Authors: Parker, J., Penhale, B. and Stanley, D.

Conference: 11th Joint Social work Education Conference and 3rd Social Work Research Conference: Changing identities

Dates: 8-10 July 2009

Abstract:

The implementation of the Mental Capacity Act 2005 has implications for social researchers as well as health and medical research. The Act, however, is focused on the latter and Ethics Review for social research, where people may lack decision-making capacity to take part, presents complexities that have not yet been fully addressed.

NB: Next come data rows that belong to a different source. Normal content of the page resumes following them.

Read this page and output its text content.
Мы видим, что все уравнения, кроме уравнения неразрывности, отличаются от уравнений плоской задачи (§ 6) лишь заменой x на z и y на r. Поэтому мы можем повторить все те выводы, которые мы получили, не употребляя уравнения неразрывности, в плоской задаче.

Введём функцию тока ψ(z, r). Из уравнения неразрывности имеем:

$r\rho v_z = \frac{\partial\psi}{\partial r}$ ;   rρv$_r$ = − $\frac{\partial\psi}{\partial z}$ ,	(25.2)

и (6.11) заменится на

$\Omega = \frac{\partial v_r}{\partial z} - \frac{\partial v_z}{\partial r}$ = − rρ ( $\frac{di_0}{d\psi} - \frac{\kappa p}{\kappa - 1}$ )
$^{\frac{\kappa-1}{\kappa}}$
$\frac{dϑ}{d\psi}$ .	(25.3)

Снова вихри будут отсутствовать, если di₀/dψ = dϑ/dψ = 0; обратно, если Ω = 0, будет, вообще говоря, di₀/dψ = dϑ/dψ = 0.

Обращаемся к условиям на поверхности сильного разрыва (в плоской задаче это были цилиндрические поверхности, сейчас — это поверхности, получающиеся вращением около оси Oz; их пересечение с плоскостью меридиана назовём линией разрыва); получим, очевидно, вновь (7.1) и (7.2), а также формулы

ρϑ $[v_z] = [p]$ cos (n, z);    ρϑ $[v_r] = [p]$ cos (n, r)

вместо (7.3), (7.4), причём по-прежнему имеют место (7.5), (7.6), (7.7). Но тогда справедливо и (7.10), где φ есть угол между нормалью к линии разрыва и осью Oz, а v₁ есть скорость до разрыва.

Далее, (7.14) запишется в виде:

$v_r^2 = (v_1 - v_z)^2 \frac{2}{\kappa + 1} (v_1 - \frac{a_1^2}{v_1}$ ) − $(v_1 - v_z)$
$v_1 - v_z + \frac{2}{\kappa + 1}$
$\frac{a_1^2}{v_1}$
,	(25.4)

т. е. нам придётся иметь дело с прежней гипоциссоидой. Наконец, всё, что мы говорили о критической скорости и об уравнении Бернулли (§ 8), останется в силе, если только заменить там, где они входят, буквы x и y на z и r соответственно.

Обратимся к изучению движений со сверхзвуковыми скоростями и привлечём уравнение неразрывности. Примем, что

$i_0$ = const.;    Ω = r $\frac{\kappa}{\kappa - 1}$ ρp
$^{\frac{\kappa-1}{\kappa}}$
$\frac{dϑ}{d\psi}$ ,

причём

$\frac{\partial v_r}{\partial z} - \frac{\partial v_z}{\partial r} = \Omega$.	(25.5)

This paper reports a study of social work researchers’ involvement in university research ethics committees where the capacity of participants may be an issue. The findings suggest that perceived implications of the Act may inadvertently stifle important research and, if not carefully negotiated, the use of Research Ethics Review may prevent rather than enable people to become involved in research as participants. This may infringe the rights of people to participate in research and, therefore, may detract from the principles of the Act in presuming and enabling capacity where possible.

The research was undertaken in two stages. A web-based search and documentary analysis of a sample of university research ethics committees’ policies and procedures determined current practice. The second stage involved semi-structured interviews with social work/social care researchers likely to be involved in areas covered by the Act. These interviews were thematically analysed to explore how ethical issues were considered, whether explicit account was taken of the Mental Capacity Act and in what ways the Act was believed potentially to impact on future research proposals.

The study suggests there has been little attention to the implications of the Act so far by social work researchers, but where it has been considered problems have been identified. This paper makes some suggestions for negotiating university research ethics committees and making positive use of the Mental Capacity Act in developing research proposals where capacity may be an issue.